Villardi ainda enfatizou que a proposta legislativa não tira o direito do proprietário da patente de continuar comercializando os seus produtos e que receberá royalties para cada venda por outras empresas do produto licenciado.
“A busca é por opções de compra por parte do governo, opções que estejam ao alcance e com a agilidade para distribuição que uma emergência de saúde exige. Quem detém a patente vai continuar vendendo, só não poderá fazer isso na forma de monopólio”, explica.
O que é a licença compulsória?
A Licença Compulsória é um dispositivo legal previsto no Acordo TRIPS, da Organização Mundial do Comércio (OMC), da qual o Brasil é membro. O Acordo TRIPS é um tratado multilateral que regula o tema de direitos de propriedade intelectual no mundo.
As pandemias se encaixam entre os casos muitos específicos onde é possível emitir uma LC, quando prevalece o interesse público para que o país possa utilizar o produto patenteado, mesmo que o detentor não autorize, em nome da garantia do acesso a medicamentos essenciais. A LC também prevê um tipo de remuneração ao detentor da patente, resguardando seus ganhos.
Em 2007, o Brasil usou pela primeira o mecanismo. A licença compulsória foi emitida para o medicamento Efavirenz, da farmacêutica Merck Sharpe & Dohme, dos Estados Unidos. Inicialmente passando a importar uma versão genérica da Índia, o custo do tratamento paciente/ano com Efavirenz caiu de US$ 560 para US$163,22, o que gerou um impacto imediato de US$ 31,5 milhões em economia que, nos primeiros cinco anos chegou a cerca de R$ 237 milhões no orçamento do Ministério da Saúde.

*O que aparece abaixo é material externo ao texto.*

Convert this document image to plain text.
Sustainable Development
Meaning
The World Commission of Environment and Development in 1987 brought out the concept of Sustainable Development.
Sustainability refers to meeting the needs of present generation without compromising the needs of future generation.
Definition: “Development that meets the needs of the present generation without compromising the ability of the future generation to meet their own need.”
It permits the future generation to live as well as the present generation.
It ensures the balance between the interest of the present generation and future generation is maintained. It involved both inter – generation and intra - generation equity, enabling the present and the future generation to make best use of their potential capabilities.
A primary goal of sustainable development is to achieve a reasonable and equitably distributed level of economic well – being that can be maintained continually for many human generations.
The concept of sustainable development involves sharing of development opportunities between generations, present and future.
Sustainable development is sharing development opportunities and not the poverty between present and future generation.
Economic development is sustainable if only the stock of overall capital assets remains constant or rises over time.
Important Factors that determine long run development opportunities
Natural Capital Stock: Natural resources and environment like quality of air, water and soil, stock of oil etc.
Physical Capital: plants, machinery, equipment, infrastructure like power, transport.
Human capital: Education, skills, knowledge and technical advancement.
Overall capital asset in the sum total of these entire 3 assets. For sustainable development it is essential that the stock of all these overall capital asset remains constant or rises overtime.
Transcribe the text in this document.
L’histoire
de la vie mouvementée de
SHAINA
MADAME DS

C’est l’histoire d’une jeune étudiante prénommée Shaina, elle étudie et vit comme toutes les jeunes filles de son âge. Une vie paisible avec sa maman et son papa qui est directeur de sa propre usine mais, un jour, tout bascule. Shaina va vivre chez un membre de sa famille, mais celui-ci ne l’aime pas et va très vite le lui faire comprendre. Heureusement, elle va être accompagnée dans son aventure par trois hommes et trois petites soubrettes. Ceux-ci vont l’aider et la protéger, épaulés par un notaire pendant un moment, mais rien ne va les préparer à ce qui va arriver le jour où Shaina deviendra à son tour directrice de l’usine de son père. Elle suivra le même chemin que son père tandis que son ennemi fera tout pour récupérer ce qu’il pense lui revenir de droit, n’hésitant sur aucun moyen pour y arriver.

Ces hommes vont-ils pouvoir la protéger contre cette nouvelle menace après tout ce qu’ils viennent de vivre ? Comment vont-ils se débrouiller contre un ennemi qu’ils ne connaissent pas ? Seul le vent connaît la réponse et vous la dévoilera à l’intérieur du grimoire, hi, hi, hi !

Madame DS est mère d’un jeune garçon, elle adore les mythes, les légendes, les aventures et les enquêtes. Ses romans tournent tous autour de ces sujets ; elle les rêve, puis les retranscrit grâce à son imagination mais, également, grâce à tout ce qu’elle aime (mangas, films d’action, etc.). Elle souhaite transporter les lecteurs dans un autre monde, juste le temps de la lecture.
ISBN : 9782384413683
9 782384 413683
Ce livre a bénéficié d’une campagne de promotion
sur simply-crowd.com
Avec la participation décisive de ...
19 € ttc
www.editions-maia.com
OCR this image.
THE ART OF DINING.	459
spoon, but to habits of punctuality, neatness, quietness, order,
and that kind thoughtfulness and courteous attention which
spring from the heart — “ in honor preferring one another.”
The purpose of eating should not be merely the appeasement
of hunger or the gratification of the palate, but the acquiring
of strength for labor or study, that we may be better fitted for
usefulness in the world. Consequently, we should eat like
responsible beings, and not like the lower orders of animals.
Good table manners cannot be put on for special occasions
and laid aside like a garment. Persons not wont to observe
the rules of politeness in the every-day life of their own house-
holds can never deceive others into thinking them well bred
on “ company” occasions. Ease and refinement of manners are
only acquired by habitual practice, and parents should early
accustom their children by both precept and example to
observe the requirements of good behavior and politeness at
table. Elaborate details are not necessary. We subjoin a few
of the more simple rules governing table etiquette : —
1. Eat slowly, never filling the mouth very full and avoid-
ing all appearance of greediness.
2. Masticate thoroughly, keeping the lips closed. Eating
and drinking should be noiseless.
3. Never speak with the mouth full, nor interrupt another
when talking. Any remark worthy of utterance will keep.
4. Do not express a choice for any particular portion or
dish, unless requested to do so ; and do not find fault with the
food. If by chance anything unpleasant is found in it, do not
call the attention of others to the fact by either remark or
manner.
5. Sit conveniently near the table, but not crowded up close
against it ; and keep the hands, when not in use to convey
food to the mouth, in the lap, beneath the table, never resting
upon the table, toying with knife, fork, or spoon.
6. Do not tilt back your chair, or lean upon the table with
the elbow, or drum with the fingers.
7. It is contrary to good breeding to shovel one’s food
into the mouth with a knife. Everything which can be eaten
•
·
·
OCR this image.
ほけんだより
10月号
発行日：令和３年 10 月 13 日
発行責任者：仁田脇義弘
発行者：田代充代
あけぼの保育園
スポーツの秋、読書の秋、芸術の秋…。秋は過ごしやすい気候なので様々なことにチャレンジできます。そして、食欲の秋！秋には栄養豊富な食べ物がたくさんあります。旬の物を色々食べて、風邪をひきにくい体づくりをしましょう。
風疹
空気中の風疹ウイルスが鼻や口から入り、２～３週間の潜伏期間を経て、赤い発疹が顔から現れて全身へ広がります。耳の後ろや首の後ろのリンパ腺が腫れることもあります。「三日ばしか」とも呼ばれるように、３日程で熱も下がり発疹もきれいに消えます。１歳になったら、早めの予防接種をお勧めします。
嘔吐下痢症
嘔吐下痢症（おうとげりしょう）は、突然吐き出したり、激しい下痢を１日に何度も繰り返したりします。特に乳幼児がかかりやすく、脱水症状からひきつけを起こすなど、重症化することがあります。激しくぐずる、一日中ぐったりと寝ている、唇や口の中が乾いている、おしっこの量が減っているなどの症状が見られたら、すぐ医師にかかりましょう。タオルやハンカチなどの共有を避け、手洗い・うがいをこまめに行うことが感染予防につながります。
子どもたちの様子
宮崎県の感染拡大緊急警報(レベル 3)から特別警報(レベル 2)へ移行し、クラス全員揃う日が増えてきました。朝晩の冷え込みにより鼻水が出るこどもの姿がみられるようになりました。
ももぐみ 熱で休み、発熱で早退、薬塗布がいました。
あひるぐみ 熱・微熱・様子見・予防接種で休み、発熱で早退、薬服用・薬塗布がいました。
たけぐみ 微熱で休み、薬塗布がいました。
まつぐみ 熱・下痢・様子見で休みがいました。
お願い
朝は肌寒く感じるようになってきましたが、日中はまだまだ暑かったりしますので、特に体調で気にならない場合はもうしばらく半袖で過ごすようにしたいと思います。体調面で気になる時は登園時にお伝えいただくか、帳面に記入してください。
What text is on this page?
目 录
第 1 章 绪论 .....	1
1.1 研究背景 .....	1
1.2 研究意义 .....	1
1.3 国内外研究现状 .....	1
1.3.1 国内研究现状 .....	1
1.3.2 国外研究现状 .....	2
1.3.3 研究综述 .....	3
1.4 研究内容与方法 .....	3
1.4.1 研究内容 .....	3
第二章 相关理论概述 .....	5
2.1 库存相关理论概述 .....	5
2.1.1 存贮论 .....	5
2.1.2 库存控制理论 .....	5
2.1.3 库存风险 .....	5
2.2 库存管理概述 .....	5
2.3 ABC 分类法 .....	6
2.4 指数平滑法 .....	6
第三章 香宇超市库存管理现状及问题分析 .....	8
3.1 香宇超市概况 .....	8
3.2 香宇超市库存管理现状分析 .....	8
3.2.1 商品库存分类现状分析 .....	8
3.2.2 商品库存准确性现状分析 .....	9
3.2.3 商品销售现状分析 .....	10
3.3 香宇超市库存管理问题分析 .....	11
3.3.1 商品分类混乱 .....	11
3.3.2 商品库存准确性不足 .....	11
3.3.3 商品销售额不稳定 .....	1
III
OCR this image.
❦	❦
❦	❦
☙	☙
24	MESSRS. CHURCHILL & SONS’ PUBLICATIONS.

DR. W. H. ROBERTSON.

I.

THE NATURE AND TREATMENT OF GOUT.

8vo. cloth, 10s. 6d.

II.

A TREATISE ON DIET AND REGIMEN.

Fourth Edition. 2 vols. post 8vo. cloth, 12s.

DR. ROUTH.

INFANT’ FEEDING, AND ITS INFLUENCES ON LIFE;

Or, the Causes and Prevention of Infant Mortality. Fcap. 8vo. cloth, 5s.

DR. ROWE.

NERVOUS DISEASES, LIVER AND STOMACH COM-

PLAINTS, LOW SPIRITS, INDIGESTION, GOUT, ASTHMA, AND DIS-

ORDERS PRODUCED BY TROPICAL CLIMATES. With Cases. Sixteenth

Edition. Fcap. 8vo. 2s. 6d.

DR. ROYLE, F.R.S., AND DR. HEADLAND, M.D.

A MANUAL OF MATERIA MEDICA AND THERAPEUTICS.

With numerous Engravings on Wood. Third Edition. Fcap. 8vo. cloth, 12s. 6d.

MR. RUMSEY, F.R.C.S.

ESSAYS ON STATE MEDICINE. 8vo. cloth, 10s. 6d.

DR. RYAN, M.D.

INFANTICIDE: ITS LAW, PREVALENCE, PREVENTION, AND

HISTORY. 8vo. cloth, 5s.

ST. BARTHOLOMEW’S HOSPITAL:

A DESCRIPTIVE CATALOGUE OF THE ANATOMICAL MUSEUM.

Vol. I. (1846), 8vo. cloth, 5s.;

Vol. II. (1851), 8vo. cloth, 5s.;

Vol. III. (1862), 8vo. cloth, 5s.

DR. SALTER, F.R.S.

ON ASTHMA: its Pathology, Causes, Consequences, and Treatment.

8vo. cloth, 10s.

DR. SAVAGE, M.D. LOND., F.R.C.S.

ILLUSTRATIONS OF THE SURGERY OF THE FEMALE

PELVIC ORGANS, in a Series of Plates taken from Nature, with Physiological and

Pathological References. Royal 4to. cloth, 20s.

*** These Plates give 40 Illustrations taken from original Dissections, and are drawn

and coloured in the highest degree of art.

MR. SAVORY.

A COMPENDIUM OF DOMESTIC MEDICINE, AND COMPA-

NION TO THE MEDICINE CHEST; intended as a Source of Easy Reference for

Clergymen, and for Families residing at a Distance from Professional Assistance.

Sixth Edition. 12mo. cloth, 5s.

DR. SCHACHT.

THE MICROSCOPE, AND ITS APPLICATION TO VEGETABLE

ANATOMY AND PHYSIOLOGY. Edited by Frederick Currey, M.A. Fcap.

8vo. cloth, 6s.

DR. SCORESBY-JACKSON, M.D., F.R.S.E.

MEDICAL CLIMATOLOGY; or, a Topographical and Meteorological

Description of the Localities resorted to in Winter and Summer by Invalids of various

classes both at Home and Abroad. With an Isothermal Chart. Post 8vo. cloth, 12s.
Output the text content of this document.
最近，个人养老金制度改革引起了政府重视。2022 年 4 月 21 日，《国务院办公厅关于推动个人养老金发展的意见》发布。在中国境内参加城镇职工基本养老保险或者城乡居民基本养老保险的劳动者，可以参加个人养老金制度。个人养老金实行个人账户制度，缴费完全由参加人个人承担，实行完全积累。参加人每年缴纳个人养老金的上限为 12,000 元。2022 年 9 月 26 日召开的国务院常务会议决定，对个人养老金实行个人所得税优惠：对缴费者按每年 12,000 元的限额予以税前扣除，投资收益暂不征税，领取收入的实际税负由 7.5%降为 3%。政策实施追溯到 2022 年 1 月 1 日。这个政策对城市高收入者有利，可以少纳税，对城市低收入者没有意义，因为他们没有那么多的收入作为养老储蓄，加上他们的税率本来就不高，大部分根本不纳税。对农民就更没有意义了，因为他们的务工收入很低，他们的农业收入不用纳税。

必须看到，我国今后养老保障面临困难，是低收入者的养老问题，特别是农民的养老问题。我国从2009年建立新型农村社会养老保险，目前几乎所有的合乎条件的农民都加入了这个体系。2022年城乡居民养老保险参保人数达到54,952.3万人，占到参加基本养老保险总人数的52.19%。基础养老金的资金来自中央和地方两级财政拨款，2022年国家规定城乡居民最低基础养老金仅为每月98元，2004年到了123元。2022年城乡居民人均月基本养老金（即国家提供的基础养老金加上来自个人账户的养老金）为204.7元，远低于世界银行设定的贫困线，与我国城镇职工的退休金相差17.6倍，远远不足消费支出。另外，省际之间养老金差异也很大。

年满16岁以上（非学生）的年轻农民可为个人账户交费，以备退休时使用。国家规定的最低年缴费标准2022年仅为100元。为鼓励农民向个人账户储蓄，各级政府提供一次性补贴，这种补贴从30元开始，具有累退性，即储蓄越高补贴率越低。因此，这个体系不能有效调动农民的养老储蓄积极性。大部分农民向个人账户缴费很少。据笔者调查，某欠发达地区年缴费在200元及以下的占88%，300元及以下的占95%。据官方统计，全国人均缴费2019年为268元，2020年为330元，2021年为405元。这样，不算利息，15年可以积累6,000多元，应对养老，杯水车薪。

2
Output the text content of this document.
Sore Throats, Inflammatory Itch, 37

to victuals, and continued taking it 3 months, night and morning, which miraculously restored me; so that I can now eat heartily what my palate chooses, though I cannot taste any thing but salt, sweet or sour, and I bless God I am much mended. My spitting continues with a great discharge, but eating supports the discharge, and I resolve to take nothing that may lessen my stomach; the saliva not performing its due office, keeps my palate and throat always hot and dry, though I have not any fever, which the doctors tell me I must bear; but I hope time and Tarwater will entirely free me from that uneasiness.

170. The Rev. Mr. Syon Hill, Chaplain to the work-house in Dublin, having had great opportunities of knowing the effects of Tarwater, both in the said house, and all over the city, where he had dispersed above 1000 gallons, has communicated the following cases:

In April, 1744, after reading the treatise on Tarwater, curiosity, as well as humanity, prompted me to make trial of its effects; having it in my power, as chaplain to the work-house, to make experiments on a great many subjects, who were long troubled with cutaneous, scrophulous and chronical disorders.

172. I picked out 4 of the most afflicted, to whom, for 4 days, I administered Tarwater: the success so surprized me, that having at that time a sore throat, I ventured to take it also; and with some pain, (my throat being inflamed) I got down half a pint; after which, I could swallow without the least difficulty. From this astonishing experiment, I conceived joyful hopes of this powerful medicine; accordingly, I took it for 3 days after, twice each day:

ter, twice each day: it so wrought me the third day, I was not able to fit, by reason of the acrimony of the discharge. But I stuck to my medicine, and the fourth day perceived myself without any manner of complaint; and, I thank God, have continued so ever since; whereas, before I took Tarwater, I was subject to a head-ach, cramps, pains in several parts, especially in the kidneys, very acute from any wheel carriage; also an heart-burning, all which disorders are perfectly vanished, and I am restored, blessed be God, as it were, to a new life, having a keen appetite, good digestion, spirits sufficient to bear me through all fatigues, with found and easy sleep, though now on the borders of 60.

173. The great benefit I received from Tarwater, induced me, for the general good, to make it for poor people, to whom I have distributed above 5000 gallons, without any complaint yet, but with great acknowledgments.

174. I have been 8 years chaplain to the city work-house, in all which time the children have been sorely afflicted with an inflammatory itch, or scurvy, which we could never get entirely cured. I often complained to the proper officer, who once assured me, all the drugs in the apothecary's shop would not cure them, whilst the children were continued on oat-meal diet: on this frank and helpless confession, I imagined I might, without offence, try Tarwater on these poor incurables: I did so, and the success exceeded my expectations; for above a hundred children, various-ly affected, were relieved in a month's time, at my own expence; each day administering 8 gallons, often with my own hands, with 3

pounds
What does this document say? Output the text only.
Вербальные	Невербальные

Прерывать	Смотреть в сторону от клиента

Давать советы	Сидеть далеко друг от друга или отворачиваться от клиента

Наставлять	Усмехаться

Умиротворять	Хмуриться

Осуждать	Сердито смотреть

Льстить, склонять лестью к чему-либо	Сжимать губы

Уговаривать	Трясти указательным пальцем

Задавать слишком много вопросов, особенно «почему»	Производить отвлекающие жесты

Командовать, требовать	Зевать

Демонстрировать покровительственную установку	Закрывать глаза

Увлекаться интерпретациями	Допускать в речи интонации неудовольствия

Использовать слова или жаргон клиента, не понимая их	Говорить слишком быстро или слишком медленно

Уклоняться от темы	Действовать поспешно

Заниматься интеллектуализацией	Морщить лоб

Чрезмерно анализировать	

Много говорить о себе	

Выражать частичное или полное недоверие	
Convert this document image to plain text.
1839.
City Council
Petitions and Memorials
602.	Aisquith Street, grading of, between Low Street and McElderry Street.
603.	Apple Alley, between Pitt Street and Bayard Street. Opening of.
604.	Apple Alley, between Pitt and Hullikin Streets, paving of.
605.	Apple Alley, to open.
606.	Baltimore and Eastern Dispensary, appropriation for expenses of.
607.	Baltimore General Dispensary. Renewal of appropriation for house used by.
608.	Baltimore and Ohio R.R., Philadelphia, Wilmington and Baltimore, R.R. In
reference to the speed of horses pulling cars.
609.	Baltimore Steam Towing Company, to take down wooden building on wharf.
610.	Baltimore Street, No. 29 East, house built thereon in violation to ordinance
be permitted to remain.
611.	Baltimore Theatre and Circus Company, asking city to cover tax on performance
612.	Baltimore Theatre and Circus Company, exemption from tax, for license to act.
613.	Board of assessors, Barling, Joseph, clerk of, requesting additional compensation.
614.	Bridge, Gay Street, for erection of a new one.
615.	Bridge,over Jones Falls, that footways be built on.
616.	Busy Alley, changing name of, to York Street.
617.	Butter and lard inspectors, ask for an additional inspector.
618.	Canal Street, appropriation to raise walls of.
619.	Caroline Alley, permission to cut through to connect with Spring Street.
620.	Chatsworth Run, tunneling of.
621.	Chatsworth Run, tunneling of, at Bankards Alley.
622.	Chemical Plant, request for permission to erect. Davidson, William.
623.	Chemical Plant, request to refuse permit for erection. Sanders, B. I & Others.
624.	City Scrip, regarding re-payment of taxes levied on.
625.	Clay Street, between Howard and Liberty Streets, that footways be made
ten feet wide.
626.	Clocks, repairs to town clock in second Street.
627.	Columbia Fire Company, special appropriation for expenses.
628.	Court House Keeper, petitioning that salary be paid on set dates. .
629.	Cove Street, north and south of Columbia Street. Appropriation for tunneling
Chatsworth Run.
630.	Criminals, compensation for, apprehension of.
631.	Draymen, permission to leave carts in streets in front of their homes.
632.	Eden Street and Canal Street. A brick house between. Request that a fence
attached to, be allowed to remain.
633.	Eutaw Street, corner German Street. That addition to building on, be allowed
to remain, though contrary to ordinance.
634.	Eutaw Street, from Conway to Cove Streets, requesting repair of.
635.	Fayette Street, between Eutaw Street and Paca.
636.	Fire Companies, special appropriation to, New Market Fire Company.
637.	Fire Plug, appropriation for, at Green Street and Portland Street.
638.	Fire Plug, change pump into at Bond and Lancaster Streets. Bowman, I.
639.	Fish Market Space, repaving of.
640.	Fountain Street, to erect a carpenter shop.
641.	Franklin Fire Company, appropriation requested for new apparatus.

Medicamentos em teste contra o Covid-19
Levantamentos, como o elaborado pelo Instituto Nacional da Propriedade Industrial, apresenta uma lista de produtos com potencial para o combate à Covid-19. Um levantamento preliminar do GTPI mostra que muitos destes produtos possuem pedidos de patente no Brasil, o que reforça a importância da aprovação de PL.
“O Brasil passa por um momento de apreensão enquanto olha para o drama dos lugares onde a pandemia chegou antes, como Itália, Espanha, Irã e Estados Unidos. O Presidente da Câmara, Rodrigo Maia, precisa agir rápido e colocar o PL 1462/2020 para votação. A aprovação desse PL é urgente. Precisamos assegurar máxima capacidade de resposta para salvar vidas. É inconcebível qualquer atraso ou alto preço durante tempos como o que vivemos”, concluiu Villardi.